As we all know meat and fish can be very expensive when bought fresh from the fishmonger or butcher. Since I eat salmon several times a week, I buy frozen salmon filets, which are as good as the stuff from the fishmonger. I got a friend who once worked in a fishmonger, she has told me that the fish that is on the counter was actually also frozen. So I don’t see the difference between buying fish from the fishmonger or the frozen section. You can buy meat such as minced meat and chicken fillets frozen, which does work out cheaper than the fresh meat.
Pros and Cons of frozen fruit and veg
|A very long shelf life compared to fresh produce||Thought a slight decrease in nutritional value compared to fresh, still a con.|
|Part of your 5 a day||Big bags can take up a lot of freezer space|
|Usually cheaper than fresh and canned produce|
|No added sugar or salt|
|Much better nutritional value compared to canned foods|
My preference and why
I know we all have different preferences and I respect whatever your opinion and choice is. I personally I still buy quiet a lot of fresh produce. However there are certain things I prefer to buy frozen over fresh, to cut costs and also prevent food waste. In the picture above, you can see that I enjoy healthy and balanced meals. Believe it or not, the whole meals was made from frozen foods, including the fillet of salmon! Veg I prefer buying frozen include sweetcorn, peas, asparagus. I prefer sweetcorn and petits pois peas frozen over canned. This is because frozen doesn’t contain the added sugar or salt that can be found in canned. I also buy these frozen because it has a higher nutritional value compared to canned. My little girl and I go through sweetcorn quickly, so it works out a lot cheaper than fresh and canned.

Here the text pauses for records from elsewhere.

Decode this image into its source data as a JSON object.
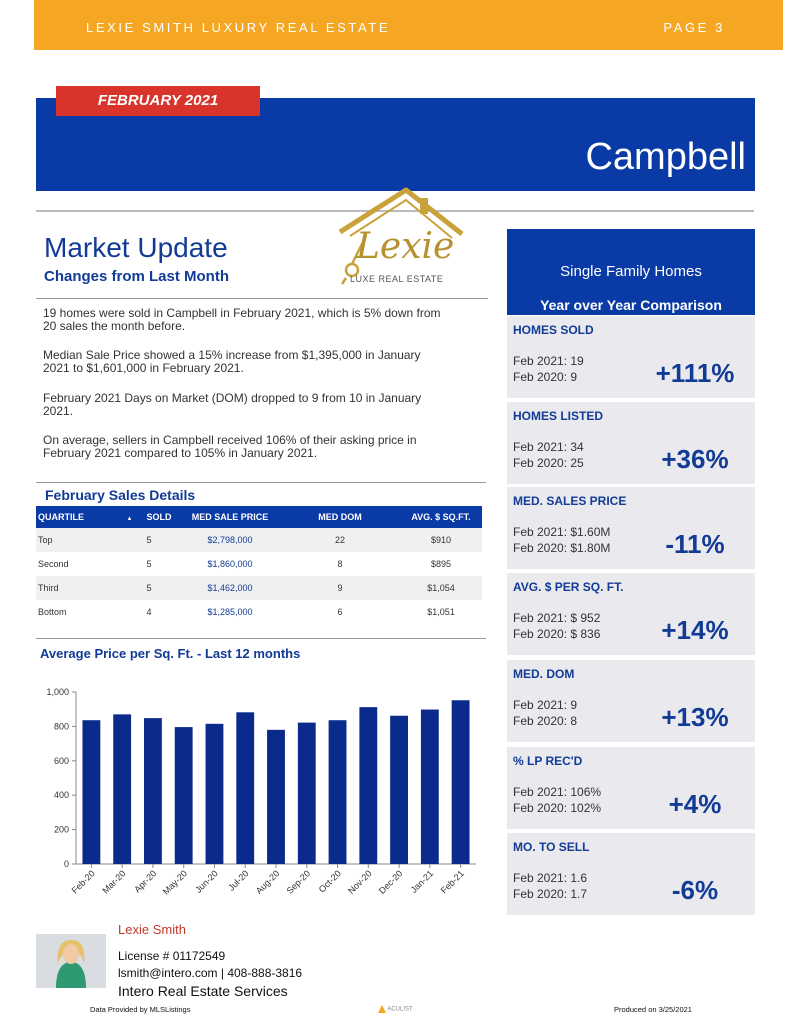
{
  "header": {
    "brand": "LEXIE SMITH LUXURY REAL ESTATE",
    "page": "PAGE 3"
  },
  "banner": {
    "month": "FEBRUARY 2021",
    "city": "Campbell"
  },
  "logo": {
    "word": "Lexie",
    "tagline": "LUXE REAL ESTATE"
  },
  "market_update": {
    "title": "Market Update",
    "subtitle": "Changes from Last Month",
    "paragraphs": [
      [
        "19 homes were sold in Campbell in February 2021, which is 5% down from",
        "20 sales the month before."
      ],
      [
        "Median Sale Price showed a 15% increase  from $1,395,000 in January",
        "2021 to $1,601,000 in February 2021."
      ],
      [
        "February 2021 Days on Market (DOM)  dropped to 9 from 10 in January",
        "2021."
      ],
      [
        "On average, sellers in Campbell received 106% of their asking price in",
        "February 2021 compared to 105% in January 2021."
      ]
    ]
  },
  "sales_details": {
    "title": "February Sales Details",
    "headers": [
      "QUARTILE",
      "SOLD",
      "MED SALE PRICE",
      "MED DOM",
      "AVG. $ SQ.FT."
    ],
    "sort_indicator": "▲",
    "rows": [
      [
        "Top",
        "5",
        "$2,798,000",
        "22",
        "$910"
      ],
      [
        "Second",
        "5",
        "$1,860,000",
        "8",
        "$895"
      ],
      [
        "Third",
        "5",
        "$1,462,000",
        "9",
        "$1,054"
      ],
      [
        "Bottom",
        "4",
        "$1,285,000",
        "6",
        "$1,051"
      ]
    ]
  },
  "chart_data": {
    "type": "bar",
    "title": "Average Price per Sq. Ft. - Last 12 months",
    "categories": [
      "Feb-20",
      "Mar-20",
      "Apr-20",
      "May-20",
      "Jun-20",
      "Jul-20",
      "Aug-20",
      "Sep-20",
      "Oct-20",
      "Nov-20",
      "Dec-20",
      "Jan-21",
      "Feb-21"
    ],
    "values": [
      836,
      870,
      848,
      796,
      815,
      882,
      780,
      822,
      836,
      912,
      862,
      898,
      952
    ],
    "ylim": [
      0,
      1000
    ],
    "yticks": [
      0,
      200,
      400,
      600,
      800,
      1000
    ],
    "ytick_labels": [
      "0",
      "200",
      "400",
      "600",
      "800",
      "1,000"
    ],
    "xlabel": "",
    "ylabel": "",
    "grid": false,
    "bar_color": "#0a2b8c"
  },
  "comparison": {
    "title": "Single Family Homes",
    "subtitle": "Year over Year Comparison",
    "stats": [
      {
        "label": "HOMES SOLD",
        "line1": "Feb 2021:  19",
        "line2": "Feb 2020:  9",
        "change": "+111%"
      },
      {
        "label": "HOMES LISTED",
        "line1": "Feb 2021:  34",
        "line2": "Feb 2020:  25",
        "change": "+36%"
      },
      {
        "label": "MED. SALES PRICE",
        "line1": "Feb 2021:   $1.60M",
        "line2": "Feb 2020:   $1.80M",
        "change": "-11%"
      },
      {
        "label": "AVG. $ PER SQ. FT.",
        "line1": "Feb 2021:  $ 952",
        "line2": "Feb 2020:  $ 836",
        "change": "+14%"
      },
      {
        "label": "MED. DOM",
        "line1": "Feb 2021:   9",
        "line2": "Feb 2020:   8",
        "change": "+13%"
      },
      {
        "label": "% LP REC'D",
        "line1": "Feb 2021:    106%",
        "line2": "Feb 2020:    102%",
        "change": "+4%"
      },
      {
        "label": "MO. TO SELL",
        "line1": "Feb 2021:   1.6",
        "line2": "Feb 2020:   1.7",
        "change": "-6%"
      }
    ]
  },
  "agent": {
    "name": "Lexie Smith",
    "license": "License # 01172549",
    "contact": "lsmith@intero.com  |  408-888-3816",
    "company": "Intero Real Estate Services"
  },
  "footer": {
    "left": "Data Provided by MLSListings",
    "mid": "ACULIST",
    "right": "Produced on 3/25/2021"
  },
  "colors": {
    "brand_orange": "#f5a623",
    "brand_blue": "#0a3aa6",
    "accent_red": "#d9342b"
  }
}
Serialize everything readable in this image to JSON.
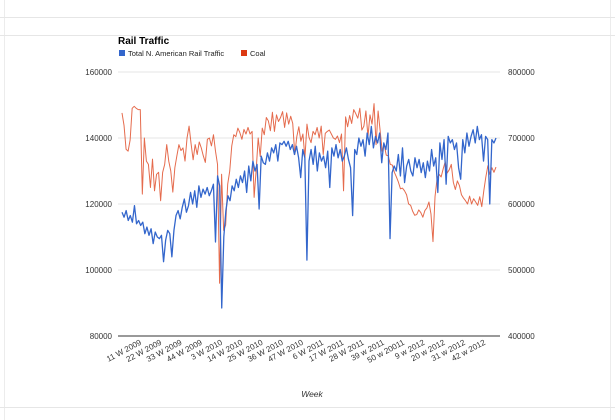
{
  "chart_data": {
    "type": "line",
    "title": "Rail Traffic",
    "xlabel": "Week",
    "ylabel": "",
    "ylim": [
      80000,
      160000
    ],
    "y2lim": [
      400000,
      800000
    ],
    "yticks": [
      "80000",
      "100000",
      "120000",
      "140000",
      "160000"
    ],
    "y2ticks": [
      "400000",
      "500000",
      "600000",
      "700000",
      "800000"
    ],
    "xtick_labels": [
      "11 W 2009",
      "22 W 2009",
      "33 W 2009",
      "44 W 2009",
      "3 W 2010",
      "14 W 2010",
      "25 W 2010",
      "36 W 2010",
      "47 W 2010",
      "6 W 2011",
      "17 W 2011",
      "28 W 2011",
      "39 w 2011",
      "50 w 20011",
      "9 w 2012",
      "20 w 2012",
      "31 w 2012",
      "42 w 2012"
    ],
    "grid": true,
    "legend_position": "top-left",
    "series": [
      {
        "name": "Total N. American Rail Traffic",
        "axis": "left",
        "color": "#3366cc",
        "values": [
          117500,
          116000,
          118000,
          115000,
          116500,
          114500,
          119500,
          114000,
          115000,
          113500,
          114500,
          111000,
          113000,
          110500,
          112500,
          108000,
          111500,
          110000,
          109500,
          110500,
          102500,
          109000,
          112000,
          111000,
          104000,
          112000,
          116500,
          118000,
          115500,
          119000,
          121500,
          117500,
          119500,
          123500,
          120000,
          124000,
          119000,
          125500,
          122000,
          124500,
          123000,
          125000,
          122500,
          124000,
          126000,
          108500,
          128500,
          125500,
          88500,
          110000,
          118000,
          122500,
          121000,
          125500,
          124000,
          127500,
          125000,
          128500,
          126500,
          130000,
          123500,
          131500,
          127000,
          133000,
          130000,
          132000,
          118500,
          134500,
          132500,
          132000,
          135500,
          133000,
          137000,
          135500,
          138000,
          133000,
          138500,
          138000,
          139000,
          137500,
          139000,
          136500,
          138000,
          135000,
          137500,
          134000,
          128000,
          136500,
          134000,
          103000,
          133000,
          136500,
          132000,
          137500,
          130000,
          135500,
          133000,
          134500,
          131000,
          136000,
          125000,
          137000,
          134500,
          138000,
          134000,
          136500,
          133000,
          134500,
          137000,
          133500,
          131000,
          116500,
          136500,
          135000,
          140000,
          137500,
          139500,
          134500,
          141500,
          138000,
          143500,
          137000,
          140500,
          138500,
          141500,
          132500,
          138500,
          136500,
          141500,
          109500,
          129500,
          131500,
          130000,
          135000,
          128500,
          137000,
          126500,
          131500,
          133500,
          130000,
          128500,
          134000,
          131000,
          133500,
          129500,
          132500,
          128000,
          133000,
          130000,
          136500,
          131500,
          134000,
          123500,
          138500,
          133500,
          139500,
          126000,
          140500,
          138500,
          139500,
          136500,
          138500,
          131000,
          127500,
          139500,
          135500,
          141500,
          137500,
          140500,
          142500,
          138500,
          143500,
          139500,
          141000,
          133000,
          140500,
          139500,
          120000,
          139500,
          138500,
          140000
        ]
      },
      {
        "name": "Coal",
        "axis": "right",
        "color": "#dc3912",
        "values": [
          738000,
          719000,
          683000,
          680000,
          697000,
          745000,
          748000,
          745000,
          743000,
          743000,
          615000,
          700000,
          665000,
          660000,
          625000,
          668000,
          620000,
          645000,
          648000,
          605000,
          648000,
          660000,
          690000,
          665000,
          650000,
          618000,
          655000,
          673000,
          690000,
          681000,
          685000,
          665000,
          700000,
          718000,
          691000,
          667000,
          690000,
          675000,
          694000,
          685000,
          673000,
          663000,
          698000,
          700000,
          688000,
          705000,
          680000,
          660000,
          480000,
          645000,
          560000,
          568000,
          630000,
          650000,
          688000,
          705000,
          702000,
          715000,
          708000,
          698000,
          713000,
          706000,
          716000,
          706000,
          710000,
          610000,
          651000,
          700000,
          672000,
          715000,
          705000,
          731000,
          726000,
          711000,
          739000,
          710000,
          735000,
          725000,
          731000,
          740000,
          716000,
          738000,
          721000,
          733000,
          722000,
          675000,
          702000,
          717000,
          695000,
          706000,
          670000,
          721000,
          701000,
          693000,
          710000,
          705000,
          716000,
          700000,
          718000,
          675000,
          707000,
          710000,
          712000,
          706000,
          700000,
          698000,
          703000,
          693000,
          706000,
          620000,
          732000,
          717000,
          734000,
          722000,
          743000,
          737000,
          730000,
          745000,
          712000,
          718000,
          741000,
          702000,
          735000,
          721000,
          752000,
          690000,
          741000,
          711000,
          680000,
          690000,
          674000,
          673000,
          660000,
          659000,
          648000,
          641000,
          633000,
          623000,
          624000,
          620000,
          614000,
          600000,
          598000,
          589000,
          583000,
          584000,
          591000,
          587000,
          580000,
          590000,
          594000,
          603000,
          585000,
          543000,
          611000,
          638000,
          645000,
          641000,
          653000,
          664000,
          647000,
          652000,
          660000,
          633000,
          622000,
          635000,
          628000,
          614000,
          609000,
          605000,
          600000,
          612000,
          600000,
          608000,
          603000,
          598000,
          611000,
          596000,
          620000,
          641000,
          658000,
          645000,
          655000,
          648000,
          656000
        ]
      }
    ]
  }
}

Since Yasmin hates asparagus and I love having asparagus with salmon or occasionally steak. I wont be able to finish the bundle of fresh asparagus, therefor would produce food waste. So the frozen asparagus is the perfect solution to my problem. Since I have 6 salmon fillets a week on average, it can be very costly, hence I buy the frozen salmon filets to save some money but still maintain my nutritional plan I am following. When it comes to chicken breast, I bulk buy fresh and then freeze into portions as soon as I get home to preserve and cut cost. I find frozen chicken seems to shrink in size a lot when cooked. I am not 100% sure as to why, but someone once told me they might have been injected with saline solution to make the chicken breast appear larger.